Erol Sunat

Erol Sunat

Bahri Dağdaş ve tarla günü!

Bahri Dağdaş ve tarla günü!

Bahri Dağdaş Uluslararası Tarımsal Araştırma Enstitüsü, öyle hoş görülü, öyle anlayışlı bir enstitü ki, her şeye rağmen, kendine reva görülenlere rağmen Tarıma hizmet etmeye devam ediyor!

Tarla günü yapıyor! Tarlalar mahzun kalmasın diye!

Tarıma bel bağlayan çiftçi-köylü boynu bükük durmasın diye!

Elindeki tarım arazileri uçup giderken hâlâ tarım için çırpınıyor!

Bu çırpınışın nişanesidir, tarla günü!

Tarla günü, tarla bayramıdır, tarla şenliğidir!

Bahri Dağdaş’ın bayram yapacak, şenlik yapacak, gün yapacak hali mi var, onun başına gelenler, pişmiş tavuğun başına gelmedi diyebilirsiniz!

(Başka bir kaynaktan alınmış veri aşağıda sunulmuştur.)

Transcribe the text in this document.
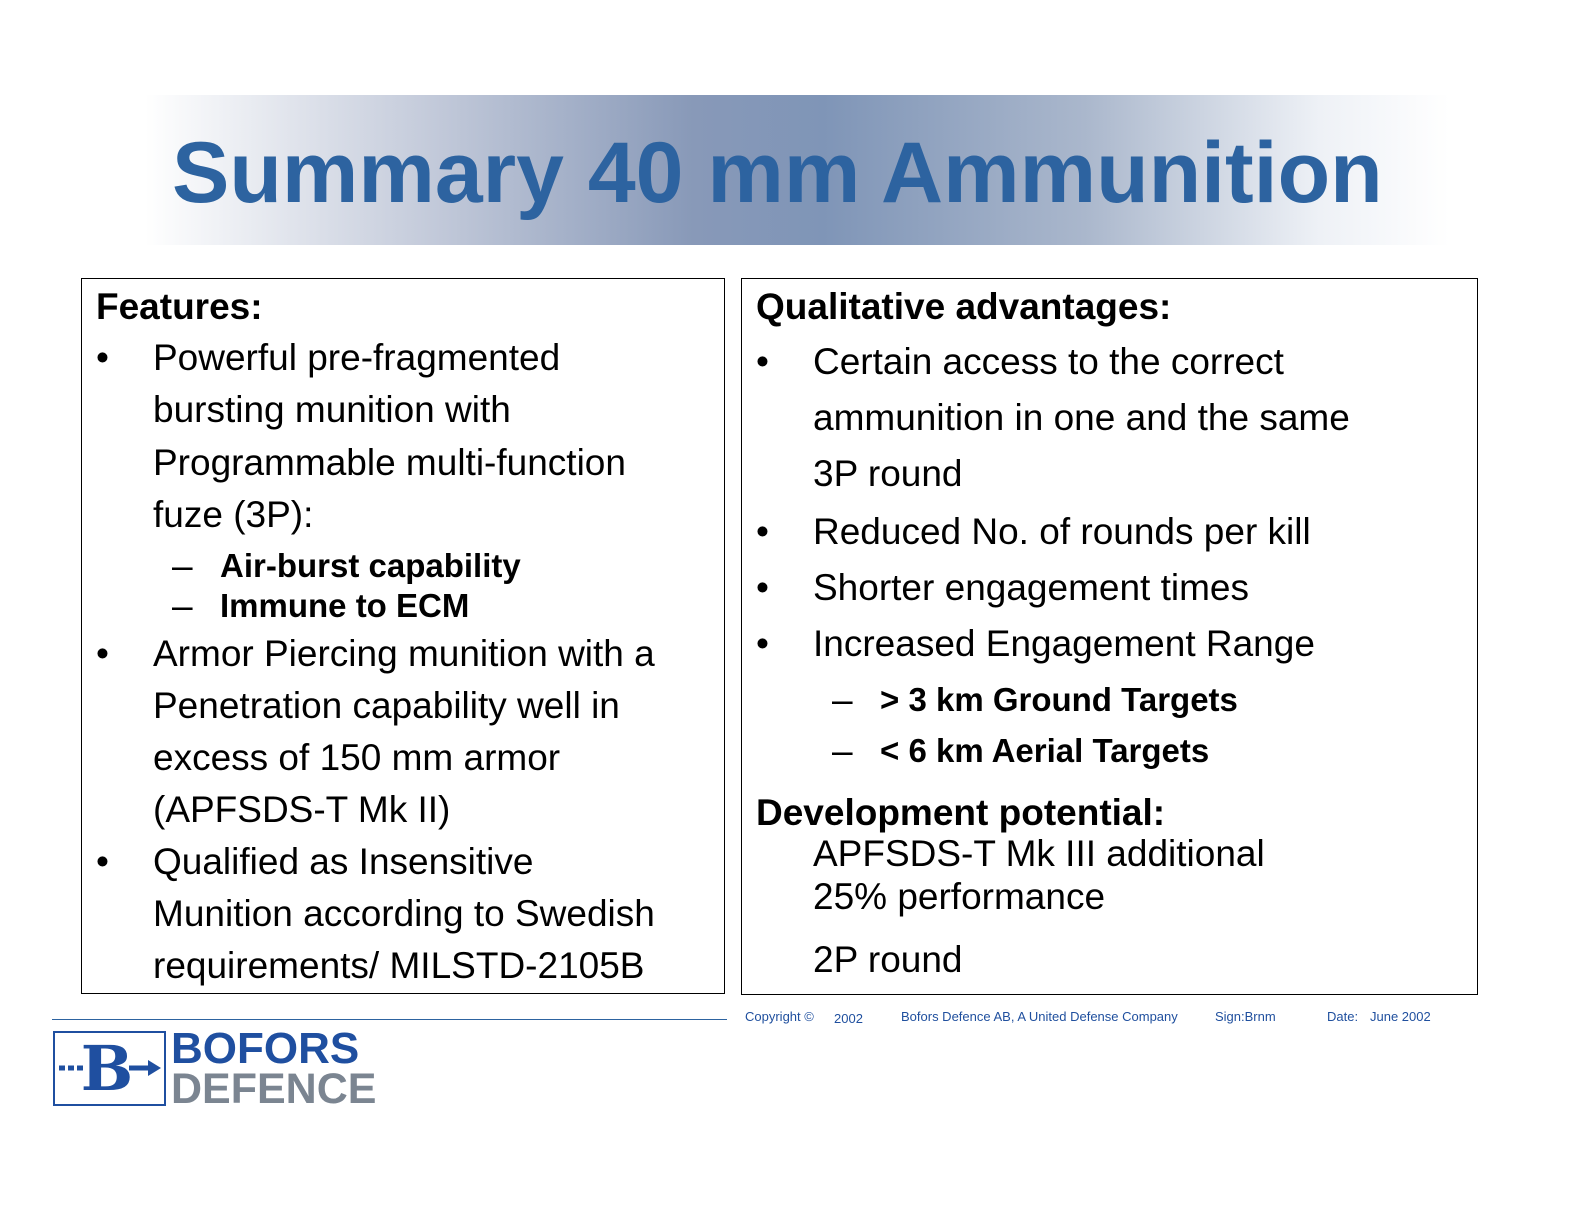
Summary 40 mm Ammunition

Features:

• Powerful pre-fragmented

bursting munition with

Programmable multi-function

fuze (3P):

– Air-burst capability

– Immune to ECM

• Armor Piercing munition with a

Penetration capability well in

excess of 150 mm armor

(APFSDS-T Mk II)

• Qualified as Insensitive

Munition according to Swedish

requirements/ MILSTD-2105B

Qualitative advantages:

• Certain access to the correct

ammunition in one and the same

3P round

• Reduced No. of rounds per kill

• Shorter engagement times

• Increased Engagement Range

– > 3 km Ground Targets

– < 6 km Aerial Targets

Development potential:

APFSDS-T Mk III additional

25% performance

2P round

Copyright © 2002	Bofors Defence AB, A United Defense Company	Sign:Brnm	Date: June 2002
B BOFORS
DEFENCE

Elindeki verimli tarım arazileri imara açılmış, sana münasip bir yer bulalım tarlanı, bağını, bahçeni oralarda kur, yeşert demeler ayyuka çıkmış!

Neresi burası? Konya! Yani Tarım şehri! Yani Tarımın kalbinin attığı yer diye anlatılan o şehir!

Biz bir tarım şehri miyiz? En azından bu şekilde anılmaya ve konuşmaya bayılıyoruz!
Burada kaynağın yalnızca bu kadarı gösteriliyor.